The day was getting late, and we started paddling the Madawaska. For those of you interested in skipping the long section of Madawaska between Two Rivers and Cache, the second portage on the river, a 195, crosses the railway\hiking trail. This year the trail was widened into a literal road, and it is a formal railway bed so it is easy to walk. Here, at this portage, instead of returning to the banks of the river, one can simply continue walking down the road, there is one right turn near the end of the trail that will take you straight to the back of Cache Lake.
We started along the portage, 3 of us splitting the canoe duty. It started to rain lightly, and on the open road we donned our rain coats to stay dry. After about 3 kilometres of the 4 km trail, the 5 of us taking up the rear walked into the other two campers, who waved for us to stay back. There were two more bears on the trail.
My god! In my whole life to this day, I had seen 3 bears, and now, today alone, I had seen 3 again! The bears momentarily disappeared and the 2 campers walked back to us. The bears returned to the trail.
We had the canoe on the trail, turned sideways and we were slapping it and yelling. The bear didn’t budge. Getting past the bear wasn’t the only problem, it was getting dark, fast and we were going to have to finish the trail in the dark.
Soon, the two guides called at us from around the bend on the trail, saying they could see the bear.
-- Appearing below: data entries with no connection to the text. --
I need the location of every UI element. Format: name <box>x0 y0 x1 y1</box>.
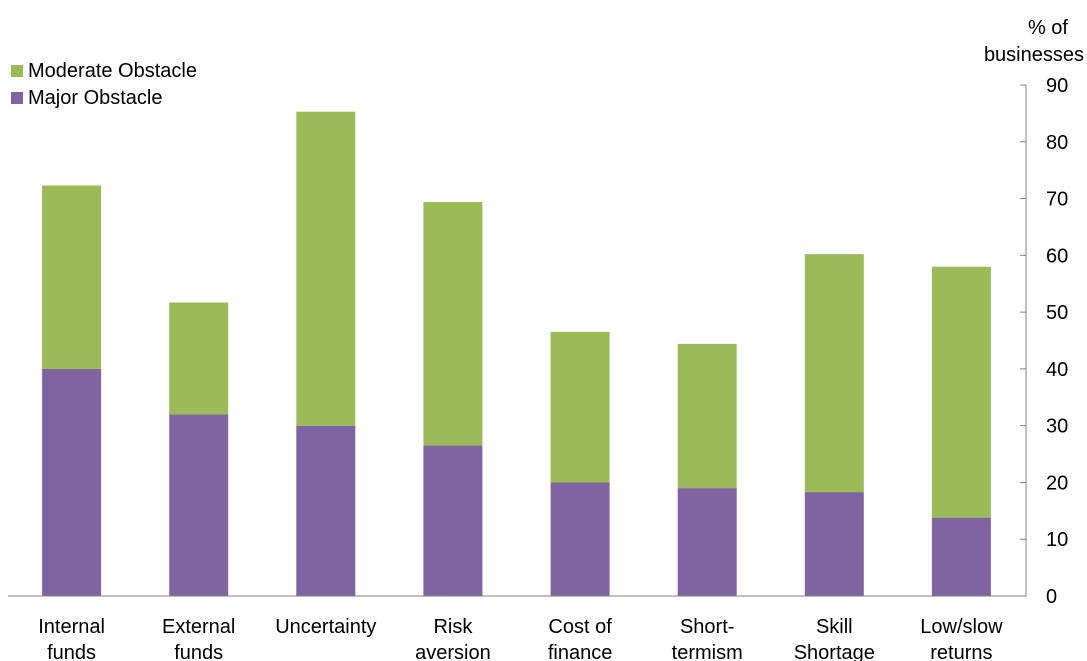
bar-major-obstacle-5 <box>677 488 737 596</box>
bar-moderate-obstacle-5 <box>677 343 737 489</box>
category-label-line: Shortage <box>794 642 875 661</box>
legend: Moderate Obstacle Major Obstacle <box>11 60 197 109</box>
bar-major-obstacle-0 <box>42 368 102 596</box>
y-tick-label-20: 20 <box>1046 472 1068 494</box>
bar-major-obstacle-1 <box>169 414 229 596</box>
y-tick-label-10: 10 <box>1046 529 1068 551</box>
category-label-4: Cost of finance <box>548 616 613 661</box>
category-label-line: Internal <box>38 616 105 638</box>
bar-moderate-obstacle-7 <box>931 266 991 518</box>
y-tick-label-40: 40 <box>1046 359 1068 381</box>
category-label-line: funds <box>174 642 223 661</box>
category-label-1: External funds <box>162 616 235 661</box>
category-label-line: funds <box>47 642 96 661</box>
category-label-line: External <box>162 616 235 638</box>
category-label-0: Internal funds <box>38 616 105 661</box>
category-label-5: Short-termism <box>672 616 743 661</box>
bar-moderate-obstacle-4 <box>550 332 610 483</box>
bar-major-obstacle-4 <box>550 482 610 596</box>
category-label-2: Uncertainty <box>275 616 376 638</box>
bar-major-obstacle-3 <box>423 445 483 596</box>
y-axis: 0 10 20 30 40 50 60 70 80 90 <box>8 75 1068 608</box>
category-label-line: Short- <box>680 616 734 638</box>
bars-layer <box>42 111 991 596</box>
y-tick-label-50: 50 <box>1046 302 1068 324</box>
category-label-line: Risk <box>433 616 473 638</box>
category-label-line: aversion <box>415 642 491 661</box>
category-label-line: Uncertainty <box>275 616 376 638</box>
category-label-line: returns <box>930 642 992 661</box>
bar-major-obstacle-2 <box>296 425 356 596</box>
y-tick-label-90: 90 <box>1046 75 1068 97</box>
category-label-6: Skill Shortage <box>794 616 875 661</box>
category-label-line: finance <box>548 642 613 661</box>
bar-moderate-obstacle-2 <box>296 111 356 426</box>
category-label-line: Low/slow <box>920 616 1003 638</box>
legend-label-major-obstacle: Major Obstacle <box>28 87 163 109</box>
bar-major-obstacle-7 <box>931 517 991 596</box>
y-tick-label-80: 80 <box>1046 132 1068 154</box>
y-tick-label-30: 30 <box>1046 416 1068 438</box>
y-tick-label-70: 70 <box>1046 189 1068 211</box>
category-label-7: Low/slow returns <box>920 616 1003 661</box>
legend-swatch-major-obstacle <box>11 92 23 104</box>
y-axis-unit-line-2: businesses <box>984 44 1084 66</box>
bar-moderate-obstacle-6 <box>804 254 864 493</box>
bar-moderate-obstacle-3 <box>423 202 483 446</box>
category-labels: Internal funds External funds Uncertainty Ris… <box>38 616 1003 661</box>
bar-major-obstacle-6 <box>804 492 864 596</box>
category-label-line: Skill <box>816 616 853 638</box>
legend-swatch-moderate-obstacle <box>11 65 23 77</box>
bar-moderate-obstacle-0 <box>42 185 102 369</box>
bar-moderate-obstacle-1 <box>169 302 229 415</box>
category-label-3: Risk aversion <box>415 616 491 661</box>
y-tick-label-0: 0 <box>1046 586 1057 608</box>
category-label-line: termism <box>672 642 743 661</box>
legend-label-moderate-obstacle: Moderate Obstacle <box>28 60 197 82</box>
category-label-line: Cost of <box>548 616 612 638</box>
y-axis-unit-line-1: % of <box>1028 17 1068 39</box>
y-tick-label-60: 60 <box>1046 245 1068 267</box>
After 20 minutes of shouting, banging and hollering, neither the guides or us could see the bear. At this point, it was nearly pitch black, and we decided to don our packs and headlamps. Dexter took the canoe, and we walked down the road, yelling and banging the canoes with our paddles.
After 150 meters or so, we came across the bear. It was in a tree perhaps a foot off the trail. Close enough that I could have reached out with a paddle and touched it! We walked passed slowly, yelling and banging, it didn’t budge! We were safe! One of our guides told us one of the bears was clearly a cub. The bear in the tree was the mother, trying to distract us from its young.
We carried our stuff to the clearing dubbed the “secret site”. And walked 500m back up the road to eat dinner, we weren’t taking any chances with bear this close. After a late dinner of peanut butter and jelly, we secured the barrel and went to bed.
A note about the secret campsite:
Many people may disagree with this “secret campsite” concept for it is not on our permit or any map. However, the only reason this site was used was because we were required to be back at camp at 9am the next morning and this is the only way coming from our direction to accomplish this. The site is a natural clearing with no campfire pit and does not disrupt any part of the trail. Camp is only made after dark so not to disturb day hikers. This camp site is only used 1-2 times per summer.
Day 11: Madawaska Portage- Cache: 5km
We awoke at 7am after a night of constant rain and no further bear disturbances. It was time to go home. We packed up our moist gear and walked to final 200m of the portage to Cache Lake. Ah, a friendly sight it was. We paddled up to Wendigo, greeted by Jim. The sun broke through and we hung up our smelly gear to dry.
The rest of the day was spent enjoying our final evening together, for tom0rrow we would disperse back to our normal city lives. Ah, cruel fate.